Мы едем в «Бентли муллинер» с четырьмя пассажирскими местами сзади, по два друг напротив друга, а между ними столик орехового дерева с хромированной отделкой. Сиденья кожаные, цвета кофе со сливками, десятки кнопок позволяют регулировать температуру, наклон спинки и так далее. Джона всю дорогу экспериментировал со своим, но сейчас, когда машина медленно движется по извилистой подъездной дорожке, поднял голову. На высоких шпалерах по правой стороне от нас цветет жимолость, по левой – пышно зеленеют деревья, каких я не видела больше нигде на острове.
Обри вздыхает. В полосатом платье-рубашке – впервые на ней не шорты – она выглядит неестественно и скованно.
– Хейзел утром прислала сообщение. Похороны в среду. Надо будет попросить Карсона дать нам выходной.

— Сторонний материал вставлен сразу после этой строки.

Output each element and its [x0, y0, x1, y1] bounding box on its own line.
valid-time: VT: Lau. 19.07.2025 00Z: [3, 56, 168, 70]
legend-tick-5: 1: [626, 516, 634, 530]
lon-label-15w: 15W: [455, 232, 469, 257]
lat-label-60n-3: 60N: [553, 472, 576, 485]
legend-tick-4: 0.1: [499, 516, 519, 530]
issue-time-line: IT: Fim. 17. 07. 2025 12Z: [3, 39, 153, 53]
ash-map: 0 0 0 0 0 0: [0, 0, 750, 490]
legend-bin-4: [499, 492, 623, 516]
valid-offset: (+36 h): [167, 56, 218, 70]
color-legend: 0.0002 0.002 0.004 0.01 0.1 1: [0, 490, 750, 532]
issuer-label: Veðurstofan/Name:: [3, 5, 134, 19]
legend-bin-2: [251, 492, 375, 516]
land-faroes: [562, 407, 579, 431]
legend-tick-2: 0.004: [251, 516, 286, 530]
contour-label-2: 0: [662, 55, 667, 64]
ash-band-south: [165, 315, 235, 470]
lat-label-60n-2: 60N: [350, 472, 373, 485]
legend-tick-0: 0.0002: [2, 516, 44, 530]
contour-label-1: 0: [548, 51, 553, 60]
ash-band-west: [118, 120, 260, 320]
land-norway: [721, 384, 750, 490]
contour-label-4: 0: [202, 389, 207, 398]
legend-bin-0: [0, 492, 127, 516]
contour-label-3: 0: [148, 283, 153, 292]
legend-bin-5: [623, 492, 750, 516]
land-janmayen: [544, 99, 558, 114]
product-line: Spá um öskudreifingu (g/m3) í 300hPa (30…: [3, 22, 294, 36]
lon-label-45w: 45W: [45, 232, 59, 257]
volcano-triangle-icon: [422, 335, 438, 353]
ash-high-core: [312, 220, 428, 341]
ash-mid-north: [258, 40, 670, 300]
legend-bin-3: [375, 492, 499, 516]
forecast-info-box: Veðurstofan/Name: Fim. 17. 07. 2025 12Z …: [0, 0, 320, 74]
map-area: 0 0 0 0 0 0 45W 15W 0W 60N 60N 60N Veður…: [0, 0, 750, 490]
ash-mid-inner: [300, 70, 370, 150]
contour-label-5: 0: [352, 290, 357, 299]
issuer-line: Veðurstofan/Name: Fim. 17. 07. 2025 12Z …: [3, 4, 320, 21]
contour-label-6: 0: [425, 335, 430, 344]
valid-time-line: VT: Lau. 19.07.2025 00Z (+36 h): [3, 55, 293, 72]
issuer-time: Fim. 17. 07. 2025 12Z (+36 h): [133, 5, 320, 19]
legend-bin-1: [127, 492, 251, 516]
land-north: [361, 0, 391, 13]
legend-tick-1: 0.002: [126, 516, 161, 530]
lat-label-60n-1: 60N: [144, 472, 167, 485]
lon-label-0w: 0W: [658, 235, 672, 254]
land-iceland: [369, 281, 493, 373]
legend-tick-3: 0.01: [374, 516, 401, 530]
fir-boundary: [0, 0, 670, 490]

– Да, конечно. – Я веду пальцем по шву на гладкой коже сиденья. – Как считаете, дядя Арчер успел поговорить с доктором Бакстером до его смерти?
– Я думаю… – Джона какое-то время колеблется, словно взвешивая, готовы ли мы к дурным новостям, но потом все же продолжает: – Честно говоря, скорее всего, он с самой нашей встречи просто не просыхает.
Вероятно, так и есть. С разговора в бунгало прошло полтора дня, и от дяди до сих пор никаких вестей. На сообщения он не отвечает, звонки перебрасываются в голосовую почту.
– Бабушка, наверное, уже знает про него? – предполагает Обри. – Ну то есть не могла же она не увидеть статью?
– Да уж, – говорю я. Невозможно представить, чтобы Милдред не передали сразу же.
Обри закусывает губу.
– Мы должны ей рассказать, что это он пригласил нас сюда?
– Нет! – мгновенно реагируем мы с Джоной. Он смотрит на меня с улыбкой, наклонив голову, и меня охватывает внутреннее волнение. Не знаю, что могло бы случиться вчера в его комнате, если бы не известие о докторе Бакстере. И я хотела бы получить ответ на этот вопрос.